All about the pattern

The La Niña weather pattern is most commonly associated with the winter season, however, the trend has already started, said National Weather Service Meteorologist Dennis D’Amico. He noted that the two biggest indicators for the La Niña pattern — colder than normal temperatures and heavier than normal precipitation — are currently at a “moderate” level. D’Amico said that level could change with an increased risk for lowland snowfall.

“The conditions are there,” he said.

Sean Langaker also works for Kitsap Sports, and said current snow sports sales are consistent with last year’s pace, but the company has added promotions. He noticed a lot of customers upgrading their snow gear this season, and hopes Black Friday sales will kick-start the winter.

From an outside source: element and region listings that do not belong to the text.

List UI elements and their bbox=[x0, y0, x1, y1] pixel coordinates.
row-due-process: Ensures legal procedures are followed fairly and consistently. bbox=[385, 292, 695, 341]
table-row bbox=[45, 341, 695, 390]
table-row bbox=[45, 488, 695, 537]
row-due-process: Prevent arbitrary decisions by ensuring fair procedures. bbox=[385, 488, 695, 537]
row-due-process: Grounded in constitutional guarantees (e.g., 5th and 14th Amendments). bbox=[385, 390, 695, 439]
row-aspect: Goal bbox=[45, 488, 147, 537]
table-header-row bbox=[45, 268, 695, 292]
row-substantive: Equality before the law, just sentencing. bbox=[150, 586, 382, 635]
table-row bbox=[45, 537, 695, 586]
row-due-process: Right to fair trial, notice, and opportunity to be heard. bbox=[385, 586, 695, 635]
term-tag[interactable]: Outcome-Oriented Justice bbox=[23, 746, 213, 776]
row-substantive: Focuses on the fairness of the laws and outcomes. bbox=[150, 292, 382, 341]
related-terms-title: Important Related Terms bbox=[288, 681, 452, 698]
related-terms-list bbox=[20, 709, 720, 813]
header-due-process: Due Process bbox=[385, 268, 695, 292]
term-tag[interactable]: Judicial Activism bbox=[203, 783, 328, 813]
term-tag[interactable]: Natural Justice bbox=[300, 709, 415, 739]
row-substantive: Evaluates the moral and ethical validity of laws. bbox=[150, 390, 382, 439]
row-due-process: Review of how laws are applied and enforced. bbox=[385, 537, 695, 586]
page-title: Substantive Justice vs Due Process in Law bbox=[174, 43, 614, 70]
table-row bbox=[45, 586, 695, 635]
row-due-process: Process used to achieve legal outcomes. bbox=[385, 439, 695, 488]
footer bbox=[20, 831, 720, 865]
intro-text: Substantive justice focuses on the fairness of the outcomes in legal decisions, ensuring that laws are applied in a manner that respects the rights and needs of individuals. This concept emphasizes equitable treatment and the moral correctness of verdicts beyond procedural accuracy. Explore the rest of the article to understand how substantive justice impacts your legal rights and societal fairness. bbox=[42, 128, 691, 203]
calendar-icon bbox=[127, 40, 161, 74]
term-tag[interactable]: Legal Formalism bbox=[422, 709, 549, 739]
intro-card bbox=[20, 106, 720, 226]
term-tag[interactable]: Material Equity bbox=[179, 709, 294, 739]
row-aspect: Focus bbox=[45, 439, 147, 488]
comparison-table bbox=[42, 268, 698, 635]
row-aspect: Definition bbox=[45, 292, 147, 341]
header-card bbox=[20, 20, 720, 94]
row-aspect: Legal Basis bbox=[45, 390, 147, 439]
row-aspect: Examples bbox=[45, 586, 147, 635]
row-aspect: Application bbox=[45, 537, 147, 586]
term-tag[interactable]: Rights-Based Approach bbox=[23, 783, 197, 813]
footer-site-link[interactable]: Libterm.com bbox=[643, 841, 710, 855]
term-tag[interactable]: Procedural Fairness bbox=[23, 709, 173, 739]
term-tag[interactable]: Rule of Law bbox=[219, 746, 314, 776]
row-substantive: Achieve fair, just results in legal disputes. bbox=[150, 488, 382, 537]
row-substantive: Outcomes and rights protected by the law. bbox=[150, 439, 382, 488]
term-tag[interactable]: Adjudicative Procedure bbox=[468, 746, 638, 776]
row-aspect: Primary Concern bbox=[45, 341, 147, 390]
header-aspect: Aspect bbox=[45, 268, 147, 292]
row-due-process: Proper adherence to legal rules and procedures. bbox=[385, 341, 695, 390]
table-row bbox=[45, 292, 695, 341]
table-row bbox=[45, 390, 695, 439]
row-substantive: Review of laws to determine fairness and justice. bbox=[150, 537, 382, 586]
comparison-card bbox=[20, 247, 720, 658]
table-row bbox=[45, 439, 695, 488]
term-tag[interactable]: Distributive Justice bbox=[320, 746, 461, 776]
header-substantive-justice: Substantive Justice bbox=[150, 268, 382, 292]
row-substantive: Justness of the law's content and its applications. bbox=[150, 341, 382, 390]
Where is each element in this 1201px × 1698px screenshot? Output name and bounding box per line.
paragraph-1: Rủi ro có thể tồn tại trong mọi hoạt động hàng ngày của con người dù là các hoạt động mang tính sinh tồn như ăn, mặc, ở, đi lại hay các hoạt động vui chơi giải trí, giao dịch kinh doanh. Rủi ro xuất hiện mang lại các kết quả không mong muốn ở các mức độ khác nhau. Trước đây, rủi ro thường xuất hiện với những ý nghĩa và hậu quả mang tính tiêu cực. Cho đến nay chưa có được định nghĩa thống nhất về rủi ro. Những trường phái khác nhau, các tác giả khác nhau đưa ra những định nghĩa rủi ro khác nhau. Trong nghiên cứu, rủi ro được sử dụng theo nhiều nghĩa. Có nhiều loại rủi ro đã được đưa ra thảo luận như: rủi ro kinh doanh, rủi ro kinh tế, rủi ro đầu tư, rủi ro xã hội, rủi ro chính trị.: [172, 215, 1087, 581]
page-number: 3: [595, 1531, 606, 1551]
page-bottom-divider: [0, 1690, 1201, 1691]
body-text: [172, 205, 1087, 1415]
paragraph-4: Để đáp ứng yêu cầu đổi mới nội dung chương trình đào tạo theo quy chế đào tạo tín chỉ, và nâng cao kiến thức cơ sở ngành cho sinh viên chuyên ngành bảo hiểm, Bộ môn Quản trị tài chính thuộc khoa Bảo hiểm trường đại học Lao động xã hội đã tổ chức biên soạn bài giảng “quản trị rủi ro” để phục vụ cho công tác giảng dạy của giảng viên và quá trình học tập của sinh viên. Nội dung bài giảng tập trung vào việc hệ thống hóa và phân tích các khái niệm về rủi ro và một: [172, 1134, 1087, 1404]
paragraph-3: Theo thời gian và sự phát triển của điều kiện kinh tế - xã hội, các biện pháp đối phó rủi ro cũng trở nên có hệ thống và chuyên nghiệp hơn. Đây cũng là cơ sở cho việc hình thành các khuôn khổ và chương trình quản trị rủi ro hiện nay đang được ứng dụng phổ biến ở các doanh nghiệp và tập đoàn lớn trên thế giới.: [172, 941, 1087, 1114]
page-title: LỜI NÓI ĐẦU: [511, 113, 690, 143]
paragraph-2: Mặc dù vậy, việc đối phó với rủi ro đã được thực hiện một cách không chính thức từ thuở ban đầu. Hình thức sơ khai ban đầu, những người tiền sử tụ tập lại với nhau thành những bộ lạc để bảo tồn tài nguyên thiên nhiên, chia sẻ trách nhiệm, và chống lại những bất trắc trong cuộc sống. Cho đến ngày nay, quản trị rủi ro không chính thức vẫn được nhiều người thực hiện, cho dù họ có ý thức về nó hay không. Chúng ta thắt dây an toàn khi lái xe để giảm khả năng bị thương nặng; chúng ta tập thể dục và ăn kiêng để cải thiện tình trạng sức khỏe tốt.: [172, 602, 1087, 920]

“It’s definitely good for us because the snowfall will be bigger than it has been the last few years,” he added. “We’re looking forward to it, but we’re tired of hearing about La Niña, we just want to see the snow already.”

Langaker’s anxiety echoes the collective disappointment of most snow sports athletes after last year’s El Niño pattern of warmer temperatures spoiled the season. That pattern led to limited snowfall and relatively dry conditions in the passes. Don’t expect the same behavior this winter, D’Amico said.

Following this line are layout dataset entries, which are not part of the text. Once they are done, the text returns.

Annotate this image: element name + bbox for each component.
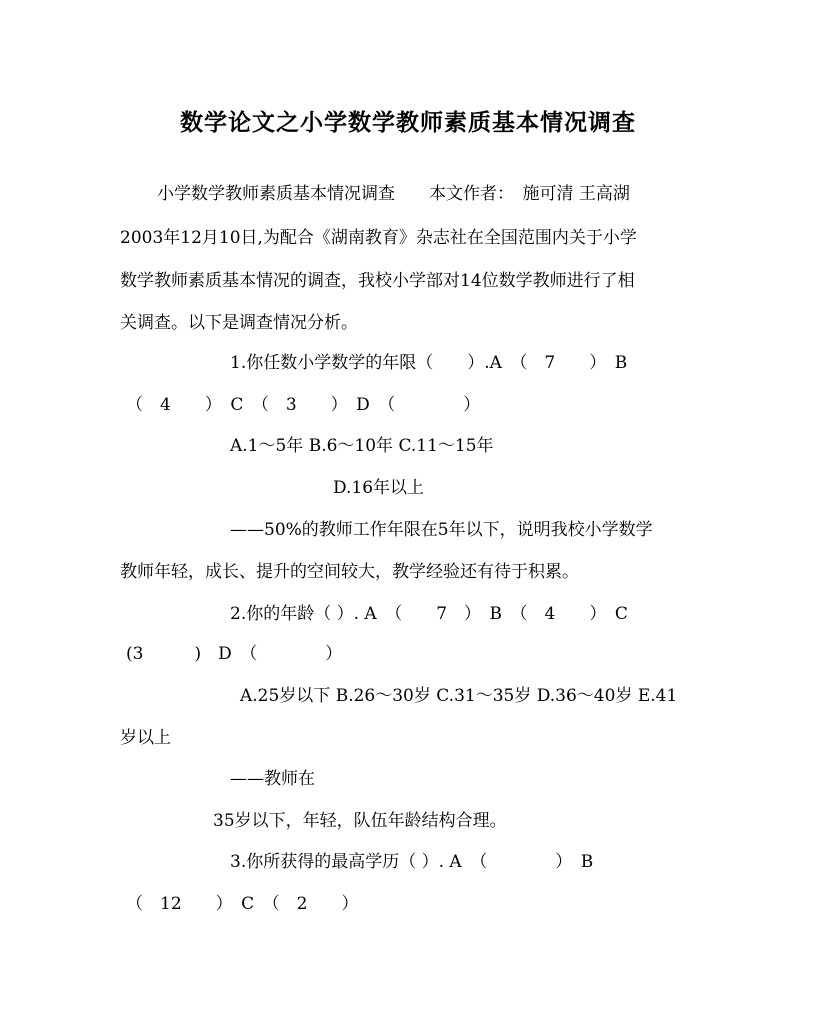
question-1-choices: A.1～5年 B.6～10年 C.11～15年 bbox=[230, 436, 494, 456]
analysis-text: ——50%的教师工作年限在5年以下，说明我校小学数学 bbox=[230, 520, 653, 540]
page-title: 数学论文之小学数学教师素质基本情况调查 bbox=[180, 110, 636, 136]
question-2-options: (3 ) D （ ） bbox=[126, 644, 343, 664]
analysis-text: 教师年轻，成长、提升的空间较大，教学经验还有待于积累。 bbox=[120, 562, 579, 582]
question-1-options: （ 4 ） C （ 3 ） D （ ） bbox=[126, 395, 481, 415]
paragraph-line: 小学数学教师素质基本情况调查 本文作者： 施可清 王高湖 bbox=[157, 184, 630, 204]
paragraph-line: 2003年12月10日,为配合《湖南教育》杂志社在全国范围内关于小学 bbox=[120, 228, 637, 248]
question-3-options: （ 12 ） C （ 2 ） bbox=[126, 894, 359, 914]
paragraph-line: 关调查。以下是调查情况分析。 bbox=[120, 313, 358, 333]
question-2-choices-cont: 岁以上 bbox=[120, 728, 171, 748]
question-1-choice-d: D.16年以上 bbox=[333, 478, 425, 498]
question-3: 3.你所获得的最高学历（ ）. A （ ） B bbox=[230, 852, 594, 872]
analysis-text: ——教师在 bbox=[230, 769, 315, 789]
paragraph-line: 数学教师素质基本情况的调查，我校小学部对14位数学教师进行了相 bbox=[120, 271, 635, 291]
question-2: 2.你的年龄（ ）. A （ 7 ） B （ 4 ） C bbox=[230, 604, 628, 624]
analysis-text: 35岁以下，年轻，队伍年龄结构合理。 bbox=[213, 811, 507, 831]
question-1: 1.你任数小学数学的年限（ ）.A （ 7 ） B bbox=[230, 353, 628, 373]
question-2-choices: A.25岁以下 B.26～30岁 C.31～35岁 D.36～40岁 E.41 bbox=[240, 686, 678, 706]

“Our signal right now is stronger in the mountain passes than the lowlands,” he added. “That’s usually a good sign for the snow pack and ski resorts.

“I know the ski resorts have heard enough about La Niña weather to use it to their marketing advantage this season.”

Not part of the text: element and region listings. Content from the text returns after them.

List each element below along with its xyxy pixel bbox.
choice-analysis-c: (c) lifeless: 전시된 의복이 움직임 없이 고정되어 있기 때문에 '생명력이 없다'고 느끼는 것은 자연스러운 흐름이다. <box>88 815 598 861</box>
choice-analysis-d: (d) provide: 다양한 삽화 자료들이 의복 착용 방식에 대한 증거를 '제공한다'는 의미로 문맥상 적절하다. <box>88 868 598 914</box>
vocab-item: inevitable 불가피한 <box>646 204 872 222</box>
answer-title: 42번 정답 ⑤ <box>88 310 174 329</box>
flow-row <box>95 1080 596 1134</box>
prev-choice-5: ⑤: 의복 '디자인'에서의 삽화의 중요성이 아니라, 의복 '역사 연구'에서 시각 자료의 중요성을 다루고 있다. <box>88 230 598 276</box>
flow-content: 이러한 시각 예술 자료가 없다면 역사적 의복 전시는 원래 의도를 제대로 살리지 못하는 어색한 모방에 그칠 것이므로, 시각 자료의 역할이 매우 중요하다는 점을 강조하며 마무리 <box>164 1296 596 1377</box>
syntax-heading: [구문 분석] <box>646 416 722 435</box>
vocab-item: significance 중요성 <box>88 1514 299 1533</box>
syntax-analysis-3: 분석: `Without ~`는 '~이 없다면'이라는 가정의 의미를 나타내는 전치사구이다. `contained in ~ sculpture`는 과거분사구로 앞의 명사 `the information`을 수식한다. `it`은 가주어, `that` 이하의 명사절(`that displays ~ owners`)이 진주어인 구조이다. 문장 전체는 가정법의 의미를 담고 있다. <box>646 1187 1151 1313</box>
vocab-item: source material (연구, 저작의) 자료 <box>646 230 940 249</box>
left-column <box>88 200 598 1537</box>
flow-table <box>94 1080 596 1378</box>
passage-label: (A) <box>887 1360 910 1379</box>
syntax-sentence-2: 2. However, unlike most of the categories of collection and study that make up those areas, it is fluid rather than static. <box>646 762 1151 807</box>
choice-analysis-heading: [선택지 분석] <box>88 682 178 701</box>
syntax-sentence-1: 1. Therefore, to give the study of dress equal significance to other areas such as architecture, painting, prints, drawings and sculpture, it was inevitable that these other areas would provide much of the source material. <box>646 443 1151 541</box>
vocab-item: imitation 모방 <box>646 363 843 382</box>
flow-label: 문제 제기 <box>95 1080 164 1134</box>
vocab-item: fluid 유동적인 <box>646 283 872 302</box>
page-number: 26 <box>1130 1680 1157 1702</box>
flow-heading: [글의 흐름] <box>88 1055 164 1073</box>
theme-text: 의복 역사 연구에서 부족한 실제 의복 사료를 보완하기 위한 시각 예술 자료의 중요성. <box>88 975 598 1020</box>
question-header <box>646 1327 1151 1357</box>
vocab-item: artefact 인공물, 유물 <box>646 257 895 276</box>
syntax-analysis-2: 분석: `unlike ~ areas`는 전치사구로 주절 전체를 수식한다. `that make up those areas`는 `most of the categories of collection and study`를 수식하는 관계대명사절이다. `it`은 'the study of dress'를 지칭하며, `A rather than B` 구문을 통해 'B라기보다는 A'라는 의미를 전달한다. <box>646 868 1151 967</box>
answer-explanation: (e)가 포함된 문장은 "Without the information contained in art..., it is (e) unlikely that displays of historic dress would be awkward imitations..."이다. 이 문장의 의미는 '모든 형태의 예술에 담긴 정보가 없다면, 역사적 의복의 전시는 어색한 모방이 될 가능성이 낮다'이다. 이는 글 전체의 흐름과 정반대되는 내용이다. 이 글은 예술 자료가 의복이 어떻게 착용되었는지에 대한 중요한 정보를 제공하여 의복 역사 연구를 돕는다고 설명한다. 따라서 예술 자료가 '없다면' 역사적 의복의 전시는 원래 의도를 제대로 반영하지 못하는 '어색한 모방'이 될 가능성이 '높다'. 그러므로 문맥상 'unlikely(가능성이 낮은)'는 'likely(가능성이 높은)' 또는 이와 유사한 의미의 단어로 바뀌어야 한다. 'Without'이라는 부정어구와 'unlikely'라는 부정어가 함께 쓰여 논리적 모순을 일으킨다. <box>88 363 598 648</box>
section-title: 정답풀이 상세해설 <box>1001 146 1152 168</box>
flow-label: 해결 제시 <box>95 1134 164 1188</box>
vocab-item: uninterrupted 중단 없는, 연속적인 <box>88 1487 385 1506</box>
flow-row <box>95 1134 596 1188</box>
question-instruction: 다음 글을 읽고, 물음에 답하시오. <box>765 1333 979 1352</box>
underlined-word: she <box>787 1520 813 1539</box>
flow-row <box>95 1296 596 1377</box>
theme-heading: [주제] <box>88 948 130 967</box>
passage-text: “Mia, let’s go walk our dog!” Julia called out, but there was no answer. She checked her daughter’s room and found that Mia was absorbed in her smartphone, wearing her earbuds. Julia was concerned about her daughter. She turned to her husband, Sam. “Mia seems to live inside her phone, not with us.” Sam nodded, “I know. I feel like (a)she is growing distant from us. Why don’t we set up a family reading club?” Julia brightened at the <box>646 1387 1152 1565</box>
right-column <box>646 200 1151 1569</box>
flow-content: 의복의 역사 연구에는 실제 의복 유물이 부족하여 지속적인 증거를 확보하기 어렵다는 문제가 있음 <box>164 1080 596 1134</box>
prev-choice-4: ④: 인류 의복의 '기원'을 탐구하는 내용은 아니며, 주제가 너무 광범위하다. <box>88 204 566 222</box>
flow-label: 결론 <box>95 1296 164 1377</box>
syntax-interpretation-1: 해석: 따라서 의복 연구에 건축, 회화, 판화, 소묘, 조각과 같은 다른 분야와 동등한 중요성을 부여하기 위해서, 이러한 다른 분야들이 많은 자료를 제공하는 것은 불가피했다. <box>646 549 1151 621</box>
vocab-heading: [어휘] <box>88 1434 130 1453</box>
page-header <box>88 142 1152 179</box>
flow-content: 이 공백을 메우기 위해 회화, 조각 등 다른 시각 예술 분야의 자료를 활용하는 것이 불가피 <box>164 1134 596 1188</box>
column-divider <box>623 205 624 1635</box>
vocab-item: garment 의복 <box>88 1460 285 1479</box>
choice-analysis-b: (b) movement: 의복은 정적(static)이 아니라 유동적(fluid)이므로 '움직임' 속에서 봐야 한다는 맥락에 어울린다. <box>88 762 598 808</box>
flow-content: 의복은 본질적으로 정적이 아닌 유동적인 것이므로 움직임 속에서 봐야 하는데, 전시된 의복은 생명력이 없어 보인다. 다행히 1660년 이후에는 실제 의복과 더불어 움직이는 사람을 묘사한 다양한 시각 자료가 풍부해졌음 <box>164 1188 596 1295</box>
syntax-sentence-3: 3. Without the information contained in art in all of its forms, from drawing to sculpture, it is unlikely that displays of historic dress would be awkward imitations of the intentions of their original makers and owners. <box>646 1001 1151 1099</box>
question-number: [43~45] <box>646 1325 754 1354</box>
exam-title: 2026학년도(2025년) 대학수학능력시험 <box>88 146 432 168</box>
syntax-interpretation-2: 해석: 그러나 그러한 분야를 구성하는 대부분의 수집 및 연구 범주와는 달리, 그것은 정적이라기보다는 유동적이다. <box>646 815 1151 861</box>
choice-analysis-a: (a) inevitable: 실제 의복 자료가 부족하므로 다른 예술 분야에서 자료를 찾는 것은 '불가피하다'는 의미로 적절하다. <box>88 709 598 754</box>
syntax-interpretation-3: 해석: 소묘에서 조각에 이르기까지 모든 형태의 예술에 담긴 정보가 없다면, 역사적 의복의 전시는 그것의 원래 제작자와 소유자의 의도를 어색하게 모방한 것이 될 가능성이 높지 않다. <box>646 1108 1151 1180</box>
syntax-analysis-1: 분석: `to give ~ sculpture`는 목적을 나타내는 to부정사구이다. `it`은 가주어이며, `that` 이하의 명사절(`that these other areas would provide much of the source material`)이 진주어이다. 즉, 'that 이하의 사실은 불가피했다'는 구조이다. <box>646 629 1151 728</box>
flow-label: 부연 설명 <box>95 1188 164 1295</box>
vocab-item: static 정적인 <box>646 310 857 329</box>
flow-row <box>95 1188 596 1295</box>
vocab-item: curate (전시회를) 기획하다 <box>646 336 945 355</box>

Ski resorts have dealt with several La Niña patterns in the past so popular locales such as Snoqualmie Pass, Stevens Pass and Crystal Mountain have hyped La Niña to new and returning skiers and snowboarders. The previous La Nina weather pattern in 2007 lasted nine months.

Snow sports economics

Getting started in snow sports is expensive, with total costs up to $1,000, said Kitsap Sports employee Matt Caldwell. His estimate is for beginners in the sport, who will require equipment, ski passes and transportation. One problem Caldwell has encountered with ski sports technology is that equipment "one-ups" itself every year.

Kitsap Sports, like most other businesses in extreme sports, have the same base of consumers who trade in or upgrade their equipment every year, which is problematic for athletes who try to play catch-up with the best products the industry has to offer. Nonetheless, passionate skiers and snowboarders still manage to make it to the passes with aging equipment.

Traveling to the passes

Getting to the slopes is the first step.

Olympic College will send a charter bus on January 22 and February 19. The busses are limited to Olympic students only. The first trip will travel to Stevens Pass, and the second will head to Crystal Mountain. Each charter bus takes approximately 54 students and two chaperones, and spots fill quickly, according to the college.

The Central Kitsap Ski School is another way for local skiers and snowboarders to get to the slopes. The school offers snow sports instruction and ski trips to students in grades 5 through 12, but is not limited to only the Central Kitsap School District. Students make about eight trips to Stevens Pass every season, said Ski School director David Keller, who is excited about the prospects.

"We're hoping it's a big season," he said. "We're going to have a lot of fun no matter what."